Now, is R countable? Nope. The proof of this is very difficult, and quite frankly the result is much more interesting then the proof is.
Because we have N as countable, and R as uncountable, it seems that all infinities are not equal. In fact, it is pretty easy to show that there are "infinity" infinities. Just take your "infinity" set, and create a new set that contains all the possible subsets of this set.
Countability also leads us to one of the most important results in modern math. The "cardnality" of a set is essentially how many elements a set has. Quick example, the cardinality of {1,2,3,4,178} is 5, since there are 5 elements. Now, let us call the cardinality of N alph_0, and let us call the cardinality of R alph_1.
Now the question. Does a set exist with cardinality between alph_0 and alph_1? The answer is truly surprising.
The answer is that there is no answer. It is impossible to prove this true or false. This question was the inspiration that led to Godel's idea of incompleteness, which says the following :
Every axomatised system is either incomplete or inconsistance.
Incomplete means that no false statement is provable true, and no true statement is provable false, but some statements are unprovable true or false.
Inconsistant means every true statement is provable true, but some true statements are also provable false and some false statements are provable true.
-Chu
P.S., btw, this is INCREDIBLY informal.
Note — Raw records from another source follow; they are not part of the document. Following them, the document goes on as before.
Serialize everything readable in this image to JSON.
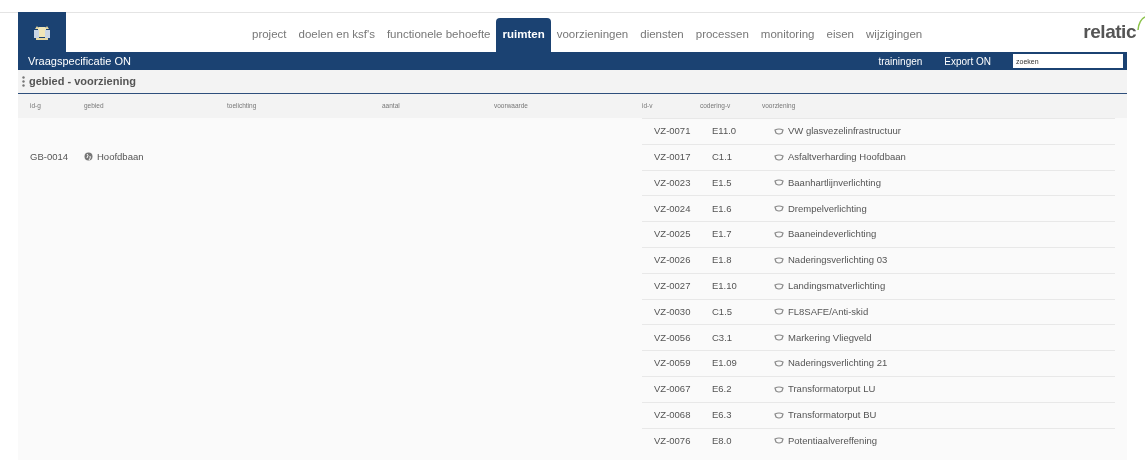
{
  "nav": {
    "items": [
      {
        "label": "project",
        "selected": false
      },
      {
        "label": "doelen en ksf's",
        "selected": false
      },
      {
        "label": "functionele behoefte",
        "selected": false
      },
      {
        "label": "ruimten",
        "selected": true
      },
      {
        "label": "voorzieningen",
        "selected": false
      },
      {
        "label": "diensten",
        "selected": false
      },
      {
        "label": "processen",
        "selected": false
      },
      {
        "label": "monitoring",
        "selected": false
      },
      {
        "label": "eisen",
        "selected": false
      },
      {
        "label": "wijzigingen",
        "selected": false
      }
    ],
    "brand": "relatic"
  },
  "bar": {
    "title": "Vraagspecificatie ON",
    "links": [
      "trainingen",
      "Export ON"
    ],
    "search": {
      "value": "zoeken"
    }
  },
  "section": {
    "title": "gebied - voorziening"
  },
  "table": {
    "columns": [
      "id-g",
      "gebied",
      "toelichting",
      "aantal",
      "voorwaarde",
      "id-v",
      "codering-v",
      "voorziening"
    ],
    "rows": [
      {
        "id_v": "VZ-0071",
        "codering": "E11.0",
        "voorziening": "VW glasvezelinfrastructuur"
      },
      {
        "id_g": "GB-0014",
        "gebied": "Hoofdbaan",
        "id_v": "VZ-0017",
        "codering": "C1.1",
        "voorziening": "Asfaltverharding Hoofdbaan"
      },
      {
        "id_v": "VZ-0023",
        "codering": "E1.5",
        "voorziening": "Baanhartlijnverlichting"
      },
      {
        "id_v": "VZ-0024",
        "codering": "E1.6",
        "voorziening": "Drempelverlichting"
      },
      {
        "id_v": "VZ-0025",
        "codering": "E1.7",
        "voorziening": "Baaneindeverlichting"
      },
      {
        "id_v": "VZ-0026",
        "codering": "E1.8",
        "voorziening": "Naderingsverlichting 03"
      },
      {
        "id_v": "VZ-0027",
        "codering": "E1.10",
        "voorziening": "Landingsmatverlichting"
      },
      {
        "id_v": "VZ-0030",
        "codering": "C1.5",
        "voorziening": "FL8SAFE/Anti-skid"
      },
      {
        "id_v": "VZ-0056",
        "codering": "C3.1",
        "voorziening": "Markering Vliegveld"
      },
      {
        "id_v": "VZ-0059",
        "codering": "E1.09",
        "voorziening": "Naderingsverlichting 21"
      },
      {
        "id_v": "VZ-0067",
        "codering": "E6.2",
        "voorziening": "Transformatorput LU"
      },
      {
        "id_v": "VZ-0068",
        "codering": "E6.3",
        "voorziening": "Transformatorput BU"
      },
      {
        "id_v": "VZ-0076",
        "codering": "E8.0",
        "voorziening": "Potentiaalvereffening"
      }
    ]
  }
}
If any of my math professors caught my extreemly loose definition of limits or sets or Godel's Incompleteness Theorem on a test, I would hate to see my grade . . .
* : This is the only place I will even be a little formal. Given a sequence, the limit is defined as follows. x = lim(s_n), n->t <=> For all eps>0, there exists a natural number n such that N>n implies |x - s_N| < eps.